Documenting the American South (DAS) is a rich archive of sources on southern history, literature, and culture from the colonial period (so we are told) through the early twentieth century. Numerous recollections, images, broadsides, and musical lyrics evoke the southern perspective on the worlds of the Old and New South. The various texts are well chosen to amplify the often muted voices of the past. DAS consists of five projects: “First-Person Narratives of the American South”; “Library of Southern Literature”; “North American Slave Narratives” (these are printed narratives of former slaves, not the Federal Writers' Project collection); “The Southern Homefront, 1861–1865”; and “The Church in the Southern Black Community.” Each section includes an explanatory introduction with substantial redundancy of text. In the planning stage is an addition that will feature “North Caroliniana.” DAS includes 971 books and manuscripts.

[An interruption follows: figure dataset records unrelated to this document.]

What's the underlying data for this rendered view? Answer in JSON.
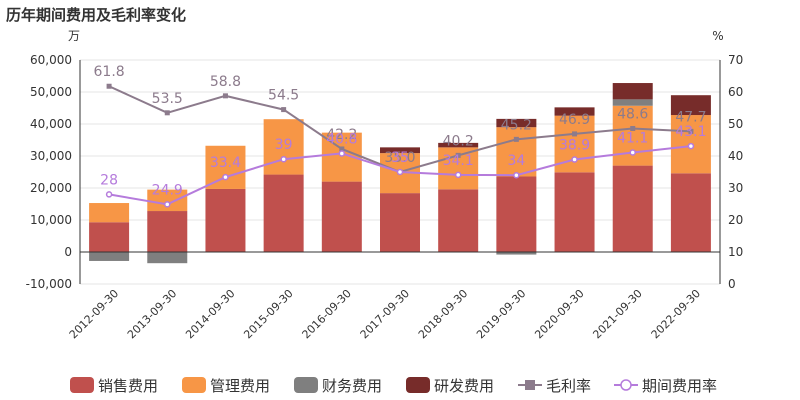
{
  "title": "历年期间费用及毛利率变化",
  "chart_data": {
    "type": "bar",
    "stacked": true,
    "categories": [
      "2012-09-30",
      "2013-09-30",
      "2014-09-30",
      "2015-09-30",
      "2016-09-30",
      "2017-09-30",
      "2018-09-30",
      "2019-09-30",
      "2020-09-30",
      "2021-09-30",
      "2022-09-30"
    ],
    "left_axis": {
      "unit": "万",
      "ylim": [
        -10000,
        60000
      ],
      "ticks": [
        "-10,000",
        "0",
        "10,000",
        "20,000",
        "30,000",
        "40,000",
        "50,000",
        "60,000"
      ]
    },
    "right_axis": {
      "unit": "%",
      "ylim": [
        0,
        70
      ],
      "ticks": [
        "0",
        "10",
        "20",
        "30",
        "40",
        "50",
        "60",
        "70"
      ]
    },
    "series": [
      {
        "name": "销售费用",
        "type": "bar",
        "axis": "left",
        "color": "#c0504d",
        "values": [
          9300,
          12800,
          19700,
          24200,
          22000,
          18400,
          19600,
          23600,
          24900,
          27000,
          24600
        ]
      },
      {
        "name": "管理费用",
        "type": "bar",
        "axis": "left",
        "color": "#f79646",
        "values": [
          6000,
          6700,
          13500,
          17300,
          15300,
          12500,
          13100,
          15400,
          17700,
          18700,
          18200
        ]
      },
      {
        "name": "财务费用",
        "type": "bar",
        "axis": "left",
        "color": "#7f7f7f",
        "values": [
          -2800,
          -3500,
          0,
          0,
          0,
          0,
          0,
          -800,
          0,
          2000,
          0
        ]
      },
      {
        "name": "研发费用",
        "type": "bar",
        "axis": "left",
        "color": "#772c2a",
        "values": [
          0,
          0,
          0,
          0,
          0,
          1800,
          1400,
          2600,
          2600,
          5100,
          6200
        ]
      },
      {
        "name": "毛利率",
        "type": "line",
        "axis": "right",
        "color": "#8c7b8c",
        "marker": "square",
        "values": [
          61.8,
          53.5,
          58.8,
          54.5,
          42.2,
          35.0,
          40.2,
          45.2,
          46.9,
          48.6,
          47.7
        ],
        "labels": [
          "61.8",
          "53.5",
          "58.8",
          "54.5",
          "42.2",
          "35.0",
          "40.2",
          "45.2",
          "46.9",
          "48.6",
          "47.7"
        ]
      },
      {
        "name": "期间费用率",
        "type": "line",
        "axis": "right",
        "color": "#b57bdc",
        "marker": "circle",
        "values": [
          28,
          24.9,
          33.4,
          39,
          40.8,
          35,
          34.1,
          34,
          38.9,
          41.1,
          43.1
        ],
        "labels": [
          "28",
          "24.9",
          "33.4",
          "39",
          "40.8",
          "35",
          "34.1",
          "34",
          "38.9",
          "41.1",
          "43.1"
        ]
      }
    ],
    "grid": "horizontal",
    "legend_position": "bottom"
  }
}
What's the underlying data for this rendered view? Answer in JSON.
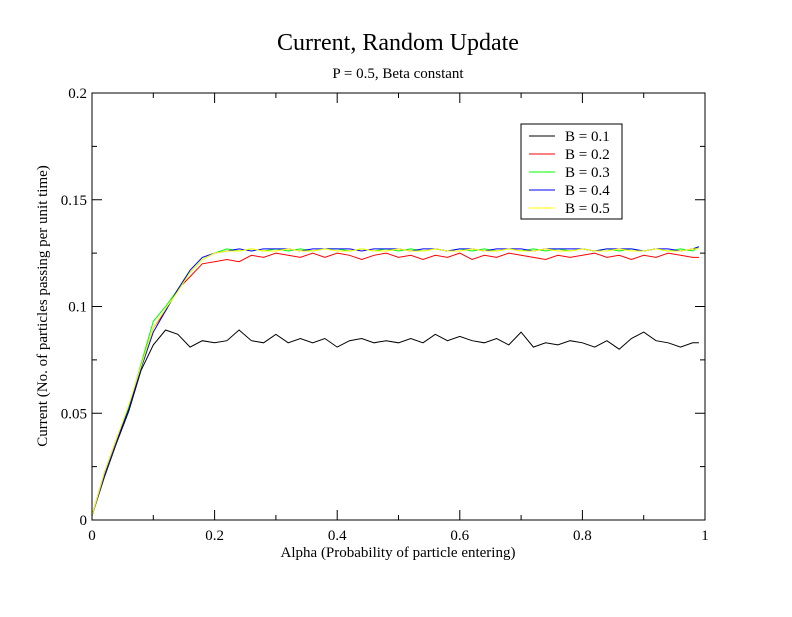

The archive also contains a thousand images of currency, manuscript letters, maps, broadsides, title pages, illustrations, and photographs. Full citations of all entries are included in bibliographies arranged chronologically and alphabetically. Thematically, the site focuses upon slavery, civil war, and African American religion. Scholars guided by an Editorial Board for Documenting the American South have selected the texts from the premier southern collections in the library at the University of North Carolina at Chapel Hill. The Institute of Museum and Library Services, the National Endowment for the Humanities, the Gladys Krieble Delmas Foundation, and the Library of Congress/Ameritech National Digital Library have funded the various projects of the archive.
Chronologically, the nineteenth century gets the most attention. Except for John Lawson’s 1709 travel narrative on North Carolina, for example, no earlier work in southern literature is included. Instead, the introduction includes a reprint of “Literature in the American South” from the Encyclopedia of Southern Culture, where ironically the editors Charles Reagon Wilson and William Ferris make the case for the importance of seventeenth- and eighteenth-century literature.
The Civil War looms large both on the site in general and in firsthand accounts, occupying at least 45 percent of all narratives (65 out of 145). Although texts extend to 1920, there is nothing beyond 1920, in part to avoid difficulties with copyright. DAS is primarily concerned with the “inaccessible” voices of southern history and life: women, Native and African Americans, laborers, enlisted men, and others at the bottom of the social heap. The religious South is confined to the black church. The archive is becoming increasingly dated, however, as recent scholarship such as that of Philip Morgan, Ira Berlin, George Fredrickson, Kathleen Brown, James Horn, Karen Kupperman, Lorena Walsh, Jack Greene, Roger Ekirch, Timothy Breen, Edmund Morgan, Mechal Sobel, and others reveals that the formation of southern culture and identity might be better understood in a global context that took shape long before the nineteenth century and the American Civil War.
Navigation through the site is by A-to-Z indexing of authors' surnames. Clicking on a particular source brings up a title page and subject index that reveals related titles in the database on that subject. Each source is delivered as a full-text file in hypertext markup language (HTML) for Web display and a standard generalized markup language (SGML) version with search and browse features. DAS recommends two SGML browsers that users might select for viewing. Unfortunately, Multidoc Pro has been terminated, and Panorama, an e-business company, gives no information on how to obtain an SGML viewer plug-in.
Teachers in schools, colleges, and universities will appreciate the convenience of having rare texts so readily available for use in the classroom, although they will have to look elsewhere for student aids on how to evaluate primary sources. To make this a first-rate site on the American South, however, will require a broadening of the textual database, review of all introductory text to eliminate redundancies, and a commitment to make the database truly searchable via an SGML browser, preferably one that resides on the server and does not require users to locate their own. An e-text reader would also give users greater flexibility and might increase the public audience. In its present iteration, those who teach will find it a mini-Library of Congress on nineteenth-century southern history and culture.